With any question in this form, we always first completely isolate the 'log' part of the function, and then solve from there. To get the log_{8}(2x+7) alone, we solve for it just as we would solve for any other variable.

**3log _{8}(2x+7)+8=10**

-8 -8

**3log _{8}(2x+7) = 2**

/3 /3

**log _{8}(2x+7) =2/3 **

Here we need to remove the log term. We know that log_{b}(x) = n is the same thing as saying b^{n }= x. So, we raise 8 to the power of both sides. This gets rid of the log_{8 }term.
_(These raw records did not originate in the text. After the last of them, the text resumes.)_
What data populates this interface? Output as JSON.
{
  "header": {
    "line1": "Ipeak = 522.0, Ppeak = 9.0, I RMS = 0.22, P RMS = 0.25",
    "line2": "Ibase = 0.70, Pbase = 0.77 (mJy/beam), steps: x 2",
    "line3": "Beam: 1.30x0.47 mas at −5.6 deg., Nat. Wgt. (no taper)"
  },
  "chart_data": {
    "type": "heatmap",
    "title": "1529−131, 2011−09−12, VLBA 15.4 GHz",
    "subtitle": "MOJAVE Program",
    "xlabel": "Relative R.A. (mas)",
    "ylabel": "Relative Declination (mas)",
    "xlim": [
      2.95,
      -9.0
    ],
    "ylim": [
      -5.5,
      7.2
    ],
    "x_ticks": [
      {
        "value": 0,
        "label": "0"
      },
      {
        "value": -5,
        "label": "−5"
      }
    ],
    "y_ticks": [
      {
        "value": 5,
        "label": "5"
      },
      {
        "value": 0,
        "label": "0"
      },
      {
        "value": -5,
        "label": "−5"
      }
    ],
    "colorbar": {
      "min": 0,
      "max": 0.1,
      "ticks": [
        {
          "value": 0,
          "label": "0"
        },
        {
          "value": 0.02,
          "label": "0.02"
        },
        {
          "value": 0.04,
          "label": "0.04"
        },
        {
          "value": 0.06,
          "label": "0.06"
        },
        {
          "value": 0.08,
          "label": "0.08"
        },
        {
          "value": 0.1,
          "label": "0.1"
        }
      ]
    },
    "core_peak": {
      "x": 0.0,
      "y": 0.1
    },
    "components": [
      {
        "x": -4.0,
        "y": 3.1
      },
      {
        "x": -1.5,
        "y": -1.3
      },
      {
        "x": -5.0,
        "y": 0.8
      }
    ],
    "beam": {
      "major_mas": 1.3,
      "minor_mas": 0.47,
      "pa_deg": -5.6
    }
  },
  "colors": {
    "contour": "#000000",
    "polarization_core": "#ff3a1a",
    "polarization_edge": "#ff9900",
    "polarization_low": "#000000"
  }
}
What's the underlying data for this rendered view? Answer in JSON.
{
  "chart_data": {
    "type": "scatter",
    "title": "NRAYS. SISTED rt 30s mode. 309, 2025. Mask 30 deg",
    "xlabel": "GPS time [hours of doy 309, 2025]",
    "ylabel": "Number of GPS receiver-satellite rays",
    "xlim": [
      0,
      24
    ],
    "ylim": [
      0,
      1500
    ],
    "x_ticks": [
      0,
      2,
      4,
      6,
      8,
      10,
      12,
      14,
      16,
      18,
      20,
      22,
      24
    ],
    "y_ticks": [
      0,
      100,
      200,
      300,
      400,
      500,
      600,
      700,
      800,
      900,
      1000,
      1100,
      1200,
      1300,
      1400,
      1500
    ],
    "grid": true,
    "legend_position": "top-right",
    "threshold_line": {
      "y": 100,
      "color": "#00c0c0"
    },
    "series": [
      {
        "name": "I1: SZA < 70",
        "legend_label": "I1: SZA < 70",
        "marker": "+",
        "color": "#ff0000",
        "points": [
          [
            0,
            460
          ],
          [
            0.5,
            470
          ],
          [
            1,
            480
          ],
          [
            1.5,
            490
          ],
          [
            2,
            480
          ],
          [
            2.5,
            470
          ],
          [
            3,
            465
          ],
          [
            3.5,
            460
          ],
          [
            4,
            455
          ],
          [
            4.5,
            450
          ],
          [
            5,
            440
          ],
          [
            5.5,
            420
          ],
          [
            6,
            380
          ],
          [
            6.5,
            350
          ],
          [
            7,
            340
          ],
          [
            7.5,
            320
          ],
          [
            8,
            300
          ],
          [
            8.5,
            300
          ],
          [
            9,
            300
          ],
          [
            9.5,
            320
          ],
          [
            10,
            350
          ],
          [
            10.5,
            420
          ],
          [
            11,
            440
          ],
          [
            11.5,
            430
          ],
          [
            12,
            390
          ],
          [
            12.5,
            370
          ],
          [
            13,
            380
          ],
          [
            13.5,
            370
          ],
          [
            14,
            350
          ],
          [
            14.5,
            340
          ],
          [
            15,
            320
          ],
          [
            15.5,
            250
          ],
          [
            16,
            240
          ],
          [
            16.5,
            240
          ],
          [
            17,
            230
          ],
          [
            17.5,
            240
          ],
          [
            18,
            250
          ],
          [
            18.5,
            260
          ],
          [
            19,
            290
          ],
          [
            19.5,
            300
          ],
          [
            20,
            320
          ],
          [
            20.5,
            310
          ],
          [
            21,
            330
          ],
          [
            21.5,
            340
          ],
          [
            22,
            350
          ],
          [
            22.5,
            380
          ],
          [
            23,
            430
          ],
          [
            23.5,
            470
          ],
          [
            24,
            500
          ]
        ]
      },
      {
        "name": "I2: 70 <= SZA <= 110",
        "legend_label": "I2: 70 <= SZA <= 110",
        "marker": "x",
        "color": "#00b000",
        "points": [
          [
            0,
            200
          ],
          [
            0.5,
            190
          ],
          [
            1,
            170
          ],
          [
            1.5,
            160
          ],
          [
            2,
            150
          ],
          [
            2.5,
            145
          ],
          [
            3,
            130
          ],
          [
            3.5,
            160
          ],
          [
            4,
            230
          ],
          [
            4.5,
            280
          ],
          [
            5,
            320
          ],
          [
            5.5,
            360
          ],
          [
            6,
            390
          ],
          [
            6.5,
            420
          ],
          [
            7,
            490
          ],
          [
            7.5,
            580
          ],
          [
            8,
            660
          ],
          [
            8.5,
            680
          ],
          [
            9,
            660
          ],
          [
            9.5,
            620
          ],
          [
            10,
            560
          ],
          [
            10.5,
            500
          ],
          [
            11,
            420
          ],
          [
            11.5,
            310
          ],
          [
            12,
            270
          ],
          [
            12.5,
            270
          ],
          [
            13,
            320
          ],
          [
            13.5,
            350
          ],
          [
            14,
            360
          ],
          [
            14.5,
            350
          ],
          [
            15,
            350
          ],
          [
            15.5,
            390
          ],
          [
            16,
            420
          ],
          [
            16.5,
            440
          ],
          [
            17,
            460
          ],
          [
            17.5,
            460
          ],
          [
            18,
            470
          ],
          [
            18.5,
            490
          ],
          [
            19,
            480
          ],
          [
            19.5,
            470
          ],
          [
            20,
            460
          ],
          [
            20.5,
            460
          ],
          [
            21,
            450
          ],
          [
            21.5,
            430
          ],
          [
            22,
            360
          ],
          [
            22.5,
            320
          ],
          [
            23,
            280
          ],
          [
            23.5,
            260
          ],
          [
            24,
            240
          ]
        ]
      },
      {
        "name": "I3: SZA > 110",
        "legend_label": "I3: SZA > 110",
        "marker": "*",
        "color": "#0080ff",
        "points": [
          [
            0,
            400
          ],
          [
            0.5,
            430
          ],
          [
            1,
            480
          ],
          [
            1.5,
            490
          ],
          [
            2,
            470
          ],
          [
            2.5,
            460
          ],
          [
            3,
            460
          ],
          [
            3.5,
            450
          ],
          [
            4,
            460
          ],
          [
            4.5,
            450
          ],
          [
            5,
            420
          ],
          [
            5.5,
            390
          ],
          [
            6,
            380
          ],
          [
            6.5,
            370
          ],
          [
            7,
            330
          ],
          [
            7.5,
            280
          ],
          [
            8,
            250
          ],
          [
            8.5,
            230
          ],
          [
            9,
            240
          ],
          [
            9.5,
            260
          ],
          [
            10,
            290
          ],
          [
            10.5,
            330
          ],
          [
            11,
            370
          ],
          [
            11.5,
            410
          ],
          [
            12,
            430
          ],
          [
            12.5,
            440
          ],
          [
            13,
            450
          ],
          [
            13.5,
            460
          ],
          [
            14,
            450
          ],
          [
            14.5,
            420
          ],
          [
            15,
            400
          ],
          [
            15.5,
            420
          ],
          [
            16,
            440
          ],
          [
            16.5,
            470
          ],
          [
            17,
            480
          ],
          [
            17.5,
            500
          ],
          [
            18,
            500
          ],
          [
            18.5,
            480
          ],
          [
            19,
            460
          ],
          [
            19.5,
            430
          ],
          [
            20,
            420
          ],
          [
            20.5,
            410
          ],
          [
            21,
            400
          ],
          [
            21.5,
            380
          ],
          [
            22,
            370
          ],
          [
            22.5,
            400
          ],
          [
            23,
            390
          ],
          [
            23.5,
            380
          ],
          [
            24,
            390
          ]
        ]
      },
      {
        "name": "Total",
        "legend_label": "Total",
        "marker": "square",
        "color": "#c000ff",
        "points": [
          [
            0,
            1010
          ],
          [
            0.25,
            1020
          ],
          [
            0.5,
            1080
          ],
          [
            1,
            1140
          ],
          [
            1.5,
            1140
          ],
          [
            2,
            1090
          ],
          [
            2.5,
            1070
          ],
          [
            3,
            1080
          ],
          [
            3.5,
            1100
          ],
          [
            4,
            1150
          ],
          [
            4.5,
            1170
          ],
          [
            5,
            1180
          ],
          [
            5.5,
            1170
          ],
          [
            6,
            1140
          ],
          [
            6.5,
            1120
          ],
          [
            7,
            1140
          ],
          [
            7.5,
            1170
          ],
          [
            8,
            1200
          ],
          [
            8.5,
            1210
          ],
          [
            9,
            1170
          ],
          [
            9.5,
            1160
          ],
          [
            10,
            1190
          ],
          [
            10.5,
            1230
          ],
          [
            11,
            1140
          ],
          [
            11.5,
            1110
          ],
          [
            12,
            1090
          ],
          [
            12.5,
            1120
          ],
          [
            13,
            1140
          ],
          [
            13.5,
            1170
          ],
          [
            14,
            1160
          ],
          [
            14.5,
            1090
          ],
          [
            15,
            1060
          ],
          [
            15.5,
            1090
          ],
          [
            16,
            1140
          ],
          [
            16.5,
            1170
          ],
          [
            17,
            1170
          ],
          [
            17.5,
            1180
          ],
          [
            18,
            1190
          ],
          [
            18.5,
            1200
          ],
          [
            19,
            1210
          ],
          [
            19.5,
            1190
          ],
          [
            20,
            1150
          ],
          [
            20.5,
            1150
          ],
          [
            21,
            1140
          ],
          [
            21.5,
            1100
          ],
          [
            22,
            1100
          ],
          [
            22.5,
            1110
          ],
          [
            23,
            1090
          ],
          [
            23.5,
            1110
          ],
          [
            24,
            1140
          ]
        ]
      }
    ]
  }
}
So:

**2x + 7 = 8 ^{2/3}**

**2x+7 = 4** and from here we can solve like any other equation

-7 -7

**2x = -3**

/2 /2

**x = -3/2**

The generic form of a log and exponent form can be written:

**log _{b}x = n** which also mean that

**b**

^{n}= xStart by getting the equation into the format of log_{b}x = n

1.) Subtract 8 from both sides: 3log_{8}(2x+7) = 2

2.) Divide both sides by 3: log_{8}(2x+7) = 2/3

3.) Use the relationship between logs and exponents to rewrite the equation without the log

b^{n} = x; where b = 8, x = (2x + 7), and n = 2/3

8^{(2/3)} = 2x + 7

4.) Solve for x

4 = 2x + 7

-3 = 2x

-3/2 = x

So your solution is x = -3/2

Hope this will help you with this problem type in the future!

Isolate log8(2x+7) first,

log8(2x+7) = (10-8)/3 = 2/3

Change to exponential form,

2x+7 = 8^(2/3) = 4

Solve for x,

x = (4-7)/2 = -3/2 <==Answer